I have following code:

public String myMethod(String keyValue) {
    Map<String, Integer> keyValueToRowIndex = ...
    Integer rowIndex = (keyValue == null) ? 0 : keyValueToRowIndex.get(keyValue);
    if (rowIndex == null)
      return null;
    ...
}

Eclipse gives a "dead code" warning on the return null; . Removing the test for keyValue == null also removes the warning but I don't see how that extra test makes the return statement dead code. Clearly if the map contains no entry for some non-null keyValue , then rowIndex can still be null. Or am I missing something here?

I've seen similar Eclipse issues ( here for instance), but this one seems a different and more trivial one.

Answer 1

The (surprising) short answer: Eclipse is right!

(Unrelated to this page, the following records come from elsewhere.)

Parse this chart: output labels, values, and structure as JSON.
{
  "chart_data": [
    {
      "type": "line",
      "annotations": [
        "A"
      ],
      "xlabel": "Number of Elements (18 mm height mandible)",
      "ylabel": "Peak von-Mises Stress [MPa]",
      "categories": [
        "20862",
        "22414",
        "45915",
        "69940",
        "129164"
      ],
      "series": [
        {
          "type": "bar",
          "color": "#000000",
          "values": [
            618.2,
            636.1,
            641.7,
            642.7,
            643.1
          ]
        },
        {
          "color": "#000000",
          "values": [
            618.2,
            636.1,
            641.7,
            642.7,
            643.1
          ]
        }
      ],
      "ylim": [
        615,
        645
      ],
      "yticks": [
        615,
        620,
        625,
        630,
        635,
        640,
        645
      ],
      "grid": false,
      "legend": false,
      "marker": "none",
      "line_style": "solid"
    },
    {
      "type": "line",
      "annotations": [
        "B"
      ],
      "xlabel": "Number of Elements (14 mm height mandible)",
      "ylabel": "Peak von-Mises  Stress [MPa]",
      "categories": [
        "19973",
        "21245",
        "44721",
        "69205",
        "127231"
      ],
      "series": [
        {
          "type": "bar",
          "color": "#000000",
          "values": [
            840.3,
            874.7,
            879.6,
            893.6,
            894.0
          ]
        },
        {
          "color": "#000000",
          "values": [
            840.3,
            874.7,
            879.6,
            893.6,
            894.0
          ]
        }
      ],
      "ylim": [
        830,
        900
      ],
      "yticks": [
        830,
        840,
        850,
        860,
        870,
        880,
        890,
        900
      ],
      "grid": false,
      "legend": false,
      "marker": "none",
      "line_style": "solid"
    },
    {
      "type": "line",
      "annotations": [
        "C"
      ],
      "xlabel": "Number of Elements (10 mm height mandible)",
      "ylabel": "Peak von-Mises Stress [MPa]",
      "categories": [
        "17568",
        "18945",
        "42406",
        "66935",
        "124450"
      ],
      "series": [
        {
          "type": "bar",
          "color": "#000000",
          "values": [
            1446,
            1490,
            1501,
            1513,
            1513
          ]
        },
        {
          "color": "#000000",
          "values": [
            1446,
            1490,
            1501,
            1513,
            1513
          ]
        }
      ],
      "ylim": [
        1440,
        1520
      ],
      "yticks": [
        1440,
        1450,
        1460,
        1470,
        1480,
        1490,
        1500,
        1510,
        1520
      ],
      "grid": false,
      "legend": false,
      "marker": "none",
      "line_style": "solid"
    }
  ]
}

This is dead code!

Reason

The important part is the ternary expression in the following line of code:

    Integer rowIndex = (keyValue == null) ? 0 : keyValueToRowIndex.get(keyValue);

The Java language specification (JLS) says about the "Conditional Operator ?" , that, if the first expression is of type int , and the second expression is of type Integer , the type of the entire expression will be int .

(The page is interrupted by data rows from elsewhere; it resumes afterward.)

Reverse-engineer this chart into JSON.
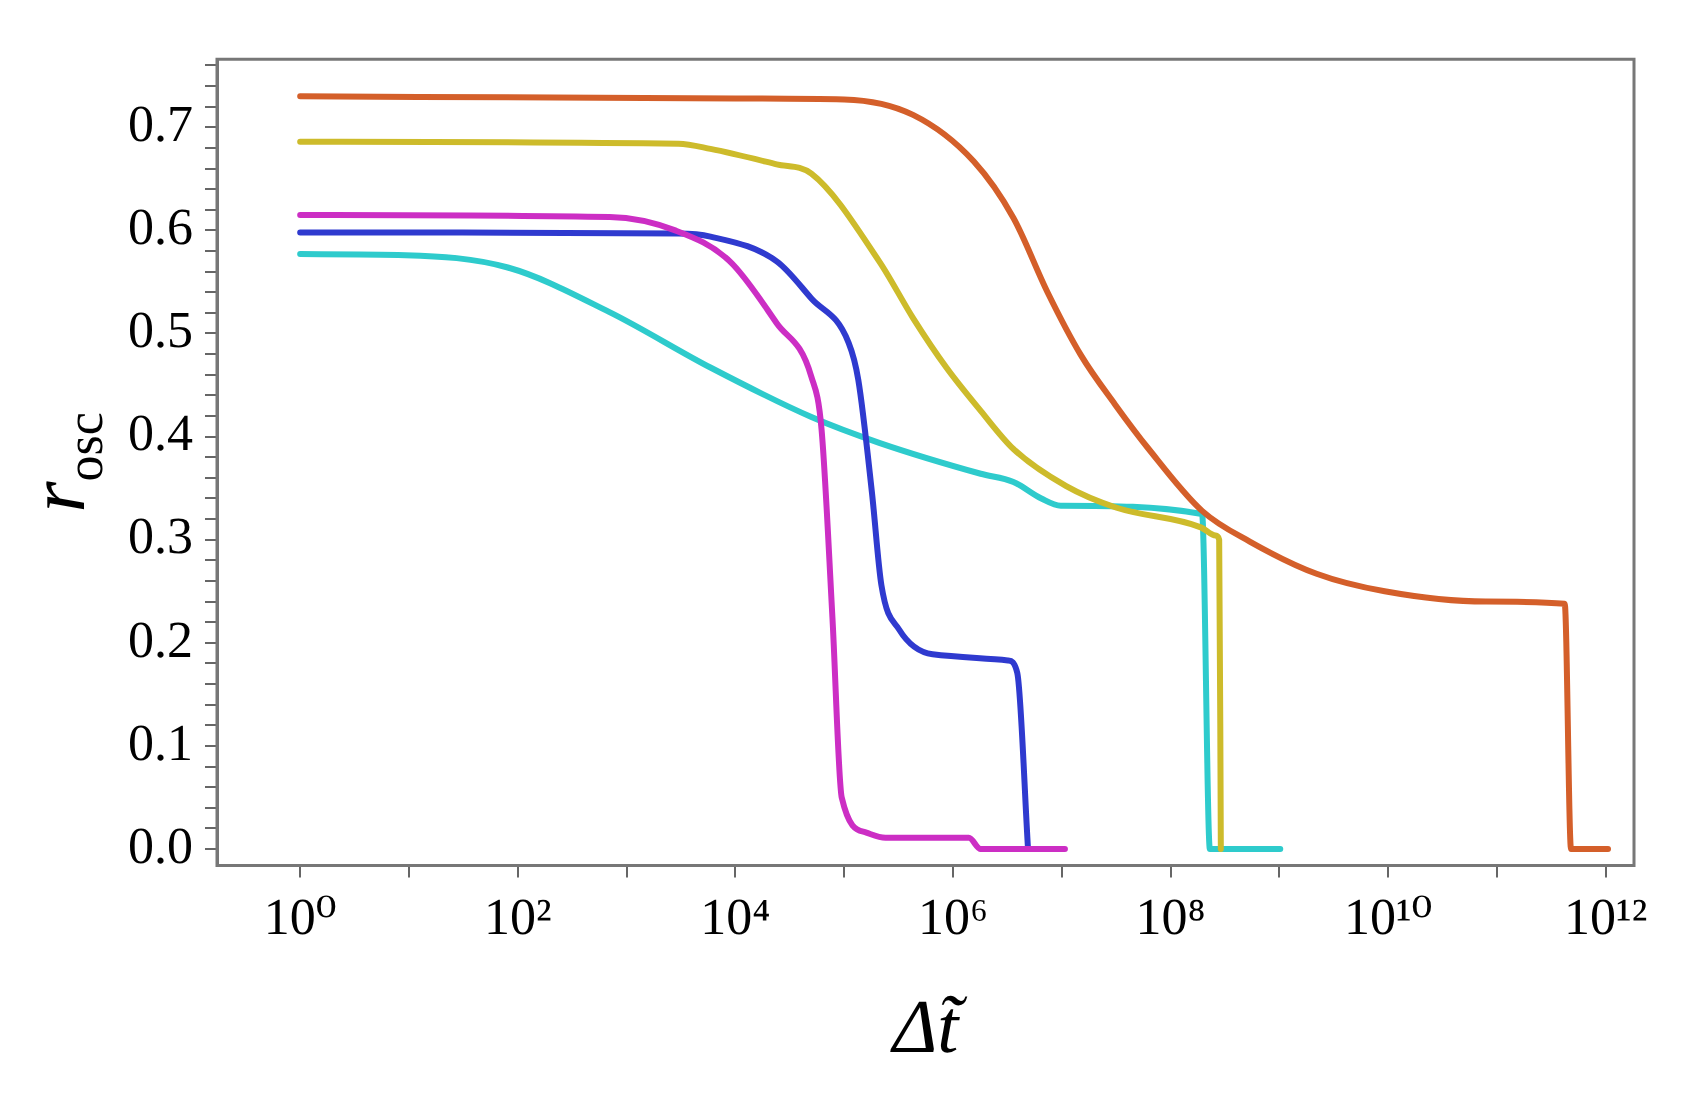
{
  "chart_data": {
    "type": "line",
    "xlabel": "Δt̃",
    "ylabel": "r$_{osc}$",
    "log": "x",
    "grid": false,
    "legend": false,
    "marker": "none",
    "line_style": "solid",
    "xlim": [
      0.172,
      1820000000000.0
    ],
    "ylim": [
      -0.016,
      0.766
    ],
    "xticks": [
      {
        "value": 1,
        "label": "10⁰"
      },
      {
        "value": 10,
        "label": null
      },
      {
        "value": 100,
        "label": "10²"
      },
      {
        "value": 1000,
        "label": null
      },
      {
        "value": 10000,
        "label": "10⁴"
      },
      {
        "value": 100000,
        "label": null
      },
      {
        "value": 1000000,
        "label": "10⁶"
      },
      {
        "value": 10000000,
        "label": null
      },
      {
        "value": 100000000,
        "label": "10⁸"
      },
      {
        "value": 1000000000,
        "label": null
      },
      {
        "value": 10000000000,
        "label": "10¹⁰"
      },
      {
        "value": 100000000000,
        "label": null
      },
      {
        "value": 1000000000000,
        "label": "10¹²"
      }
    ],
    "yticks": [
      {
        "value": 0,
        "label": "0.0"
      },
      {
        "value": 0.02,
        "label": null
      },
      {
        "value": 0.04,
        "label": null
      },
      {
        "value": 0.06,
        "label": null
      },
      {
        "value": 0.08,
        "label": null
      },
      0.1,
      {
        "value": 0.12,
        "label": null
      },
      {
        "value": 0.14,
        "label": null
      },
      {
        "value": 0.16,
        "label": null
      },
      {
        "value": 0.18,
        "label": null
      },
      0.2,
      {
        "value": 0.22,
        "label": null
      },
      {
        "value": 0.24,
        "label": null
      },
      {
        "value": 0.26,
        "label": null
      },
      {
        "value": 0.28,
        "label": null
      },
      0.3,
      {
        "value": 0.32,
        "label": null
      },
      {
        "value": 0.34,
        "label": null
      },
      {
        "value": 0.36,
        "label": null
      },
      {
        "value": 0.38,
        "label": null
      },
      0.4,
      {
        "value": 0.42,
        "label": null
      },
      {
        "value": 0.44,
        "label": null
      },
      {
        "value": 0.46,
        "label": null
      },
      {
        "value": 0.48,
        "label": null
      },
      0.5,
      {
        "value": 0.52,
        "label": null
      },
      {
        "value": 0.54,
        "label": null
      },
      {
        "value": 0.56,
        "label": null
      },
      {
        "value": 0.58,
        "label": null
      },
      0.6,
      {
        "value": 0.62,
        "label": null
      },
      {
        "value": 0.64,
        "label": null
      },
      {
        "value": 0.66,
        "label": null
      },
      {
        "value": 0.68,
        "label": null
      },
      0.7,
      {
        "value": 0.72,
        "label": null
      },
      {
        "value": 0.74,
        "label": null
      },
      {
        "value": 0.76,
        "label": null
      }
    ],
    "series": [
      {
        "color": "#d45f2a",
        "x": [
          1,
          10000.0,
          100000.0,
          430000.0,
          1550000.0,
          3600000.0,
          7400000.0,
          15000000.0,
          31000000.0,
          63000000.0,
          195000000.0,
          540000000.0,
          2200000000.0,
          9300000000.0,
          79000000000.0,
          420000000000.0,
          480000000000.0,
          1050000000000.0
        ],
        "values": [
          0.73,
          0.728,
          0.727,
          0.712,
          0.667,
          0.612,
          0.54,
          0.479,
          0.431,
          0.388,
          0.328,
          0.298,
          0.267,
          0.25,
          0.24,
          0.238,
          0,
          0
        ]
      },
      {
        "color": "#cdbb2b",
        "x": [
          1,
          3000,
          5900.0,
          24000.0,
          50000.0,
          210000.0,
          430000.0,
          870000.0,
          1800000.0,
          3600000.0,
          11000000.0,
          32000000.0,
          190000000.0,
          260000000.0,
          280000000.0,
          290000000.0
        ],
        "values": [
          0.686,
          0.684,
          0.679,
          0.664,
          0.655,
          0.57,
          0.515,
          0.467,
          0.425,
          0.388,
          0.352,
          0.331,
          0.312,
          0.304,
          0.3,
          0
        ]
      },
      {
        "color": "#cc2ec4",
        "x": [
          1,
          700,
          2800,
          8900,
          24000.0,
          50000.0,
          62000.0,
          78000.0,
          95000.0,
          160000.0,
          240000.0,
          1400000.0,
          1800000.0,
          10700000.0
        ],
        "values": [
          0.615,
          0.613,
          0.6,
          0.57,
          0.51,
          0.458,
          0.407,
          0.225,
          0.05,
          0.016,
          0.011,
          0.011,
          0,
          0
        ]
      },
      {
        "color": "#2f3acf",
        "x": [
          1,
          3000,
          5900.0,
          24000.0,
          50000.0,
          110000.0,
          135000.0,
          180000.0,
          220000.0,
          320000.0,
          650000.0,
          3200000.0,
          3900000.0,
          4900000.0
        ],
        "values": [
          0.598,
          0.597,
          0.594,
          0.57,
          0.534,
          0.491,
          0.455,
          0.346,
          0.256,
          0.213,
          0.189,
          0.183,
          0.171,
          0
        ]
      },
      {
        "color": "#2ecbcc",
        "x": [
          1,
          9.3,
          81,
          690,
          5900.0,
          50000.0,
          210000.0,
          1800000.0,
          3600000.0,
          6500000.0,
          9800000.0,
          195000000.0,
          230000000.0,
          1020000000.0
        ],
        "values": [
          0.577,
          0.576,
          0.564,
          0.521,
          0.467,
          0.419,
          0.394,
          0.364,
          0.356,
          0.34,
          0.333,
          0.325,
          0,
          0
        ]
      }
    ]
  }
}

In your case, the first expression is the constant literal value 0 , which is an int . The second expression is the result of the get method, which returns an object of type Integer . So according to the JLS, the entire expression has primitive type int !

This means, if the second expression (the get -call) will be evaluated, the result will be unboxed from Integer to int . This int value will then be auto-boxed again into an Integer to be able to assign it to the left operand, rowIndex .

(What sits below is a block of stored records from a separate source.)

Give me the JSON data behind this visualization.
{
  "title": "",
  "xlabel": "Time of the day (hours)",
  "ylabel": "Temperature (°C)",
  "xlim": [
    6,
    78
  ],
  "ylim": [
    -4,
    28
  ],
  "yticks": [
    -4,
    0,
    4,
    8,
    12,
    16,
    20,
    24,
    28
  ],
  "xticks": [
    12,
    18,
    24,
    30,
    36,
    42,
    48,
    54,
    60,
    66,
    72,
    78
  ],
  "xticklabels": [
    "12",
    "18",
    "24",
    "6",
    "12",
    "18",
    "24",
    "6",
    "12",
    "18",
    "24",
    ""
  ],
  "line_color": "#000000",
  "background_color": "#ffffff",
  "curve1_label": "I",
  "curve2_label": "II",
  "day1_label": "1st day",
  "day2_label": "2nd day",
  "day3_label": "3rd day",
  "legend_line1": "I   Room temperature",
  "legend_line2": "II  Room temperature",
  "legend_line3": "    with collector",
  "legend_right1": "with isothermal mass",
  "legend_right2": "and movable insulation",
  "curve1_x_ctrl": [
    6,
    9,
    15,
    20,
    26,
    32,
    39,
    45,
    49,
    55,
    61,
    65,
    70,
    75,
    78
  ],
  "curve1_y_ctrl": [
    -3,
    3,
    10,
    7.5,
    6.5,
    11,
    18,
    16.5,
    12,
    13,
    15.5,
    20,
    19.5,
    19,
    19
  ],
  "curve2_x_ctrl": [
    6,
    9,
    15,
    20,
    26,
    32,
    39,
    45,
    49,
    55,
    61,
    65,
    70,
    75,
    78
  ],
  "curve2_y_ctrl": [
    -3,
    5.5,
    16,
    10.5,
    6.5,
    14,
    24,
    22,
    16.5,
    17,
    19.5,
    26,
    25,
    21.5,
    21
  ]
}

But what happens, if the map returns a null value? In this case, unboxing from Integer to int is not possible, and a NullPointerExpression will be thrown!

So eclipse is right, as your expression can never return null , rowIndex will never be null either and the then-block of your if-statement will never be executed and hence is dead code!

Solution

The solution is simple: Use an Integer object instead of an primitive int value for your first expression:

Integer rowIndex = (keyValue == null) ? Integer.valueOf(0) : keyValueToRowIndex.get(keyValue);

Answer 2

My guess is that line 3 is interpreted as

Integer rowIndex = Integer.valueOf((keyValue == null) ? 0 : keyValueToRowIndex.get(keyValue).intValue());

(so both arguments to ?: are unified as int ) - oddly enogh, Eclipse now shows no warning, even if it is now obvious that rowIndex is never null...

You might also replace the 0 with Integer.valueOf(0) to make the warning disappear.